For our first WCMR Science Seminar of 2022, we heard from PhD student Jane Tweedy about her research project that investigates mitochondrial shape in Parkinson’s disease as part of the MRC Discovery Medicine North Doctoral Training Partnership (DiMeN). Read on to find out more.
Approximately 10 million people worldwide suffer with Parkinson’s disease, a condition that most commonly affects people over 60 years of age. Parkinson’s disease results from the loss of brain cells that produce a chemical called dopamine. The main symptoms are slowness of movements, tremors, impaired balance, and stiffness. These symptoms gradually develop over-time as the dopamine-producing brain cells are lost.
What drives the loss of these dopamine-producing brain cells?
While the exact cause for their loss is unknown, a part of the cell known as mitochondria may play an important role. The brain and the dopamine-producing cells are highly energy consuming. Mitochondria provide energy from the food we eat so that our cells can perform many duties. To meet the cell’s requirements, mitochondria continually change shape. In previous research of Parkinson’s disease, it was found that mitochondria provide less energy and there are fewer shape changes. Their shape has been shown to become small and round compared to more branched shapes in control cells. However, this has not been investigated in three-dimensional (3D) pictures or in human brain cells.
I want to investigate how the 3D shape of mitochondria differs in people with Parkinson’s disease.

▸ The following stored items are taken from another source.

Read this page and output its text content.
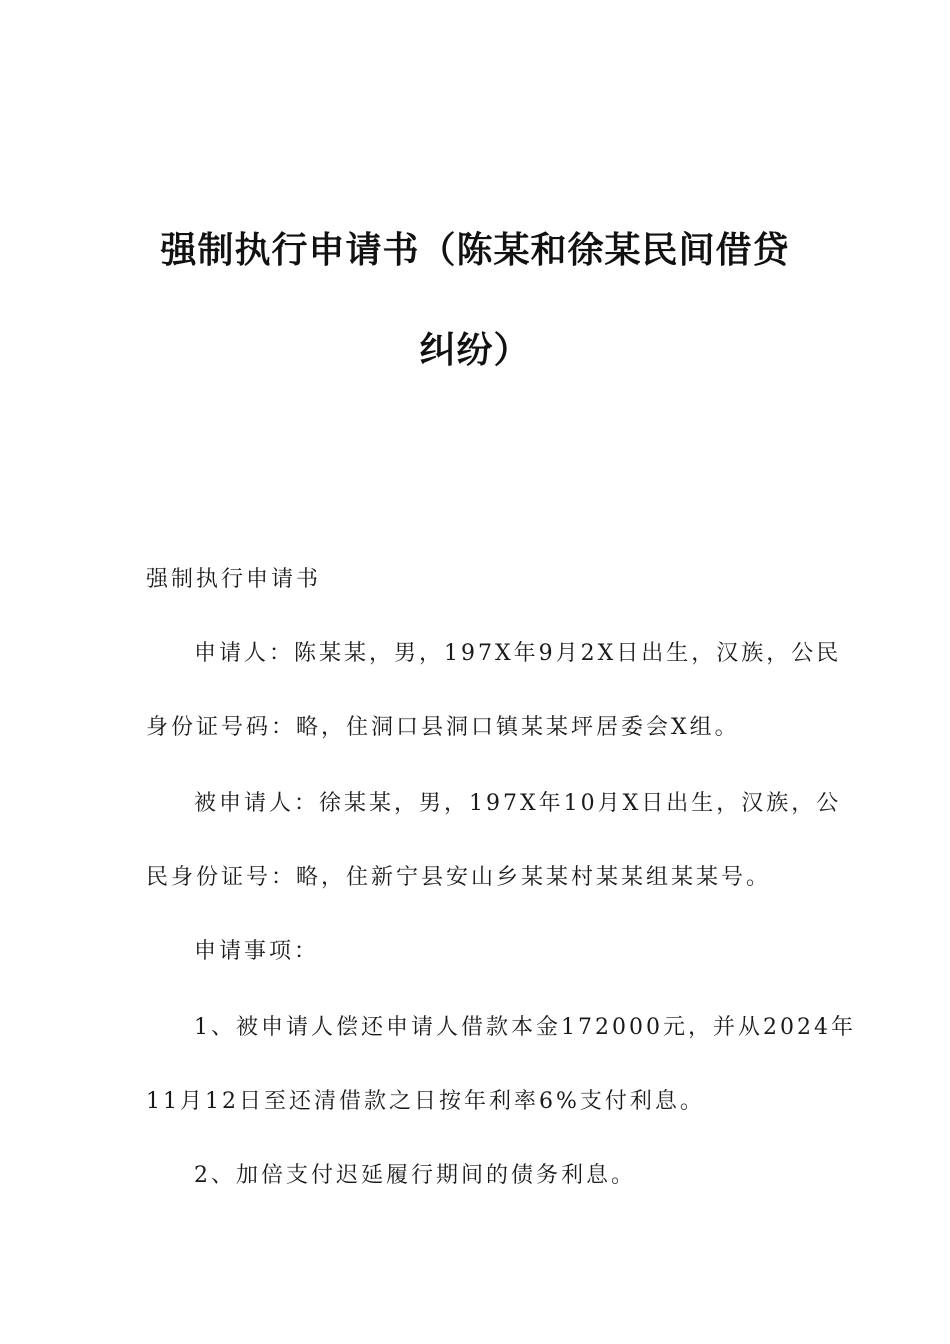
强制执行申请书（陈某和徐某民间借贷
纠纷）
强制执行申请书
申请人：陈某某，男，197X年9月2X日出生，汉族，公民
身份证号码：略，住洞口县洞口镇某某坪居委会X组。
被申请人：徐某某，男，197X年10月X日出生，汉族，公
民身份证号：略，住新宁县安山乡某某村某某组某某号。
申请事项：
1、被申请人偿还申请人借款本金172000元，并从2024年
11月12日至还清借款之日按年利率6%支付利息。
2、加倍支付迟延履行期间的债务利息。
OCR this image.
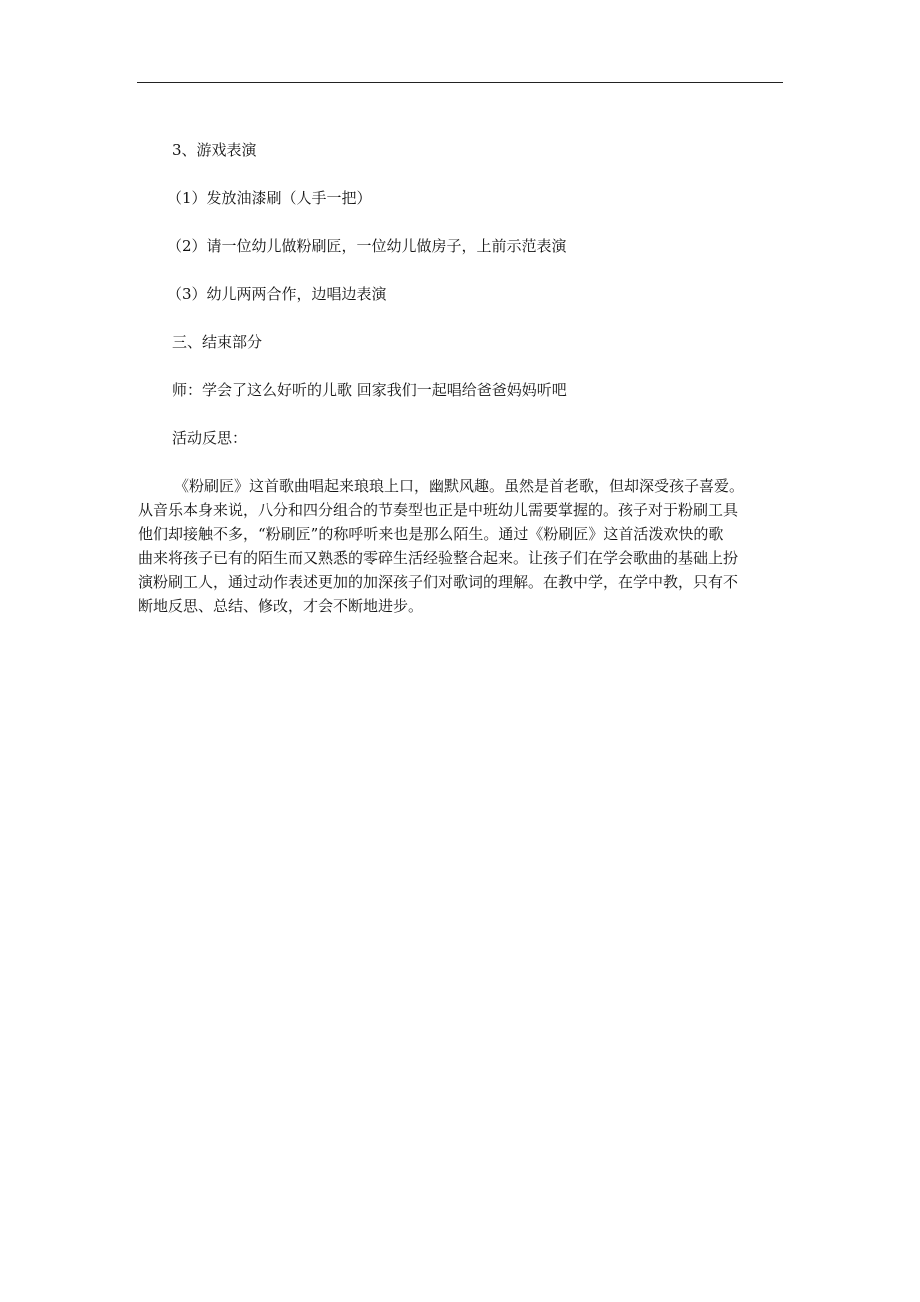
3、游戏表演
（1）发放油漆刷（人手一把）
（2）请一位幼儿做粉刷匠，一位幼儿做房子，上前示范表演
（3）幼儿两两合作，边唱边表演
三、结束部分
师：学会了这么好听的儿歌 回家我们一起唱给爸爸妈妈听吧
活动反思：
《粉刷匠》这首歌曲唱起来琅琅上口，幽默风趣。虽然是首老歌，但却深受孩子喜爱。
从音乐本身来说，八分和四分组合的节奏型也正是中班幼儿需要掌握的。孩子对于粉刷工具
他们却接触不多，“粉刷匠”的称呼听来也是那么陌生。通过《粉刷匠》这首活泼欢快的歌
曲来将孩子已有的陌生而又熟悉的零碎生活经验整合起来。让孩子们在学会歌曲的基础上扮
演粉刷工人，通过动作表述更加的加深孩子们对歌词的理解。在教中学，在学中教，只有不
断地反思、总结、修改，才会不断地进步。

I will look at the dopamine-producing cells in human brain tissue using precious samples kindly donated to research by people who lived with Parkinson’s disease. The brain cells are scanned in layers so we can see the tiny structures in the cell that are invisible to the naked eye. The resulting images are then used to produce coloured 3D reconstructions of the mitochondria as shown below:
There is currently no cure for this devastating problem, only medicines that may provide some relief from the symptoms experienced above. This work will help us understand in more detail how mitochondria change in Parkinson’s disease. I anticipate this will eventually enable the development of new drug treatments that target the mitochondria, for example, treatments that restore mitochondrial shape.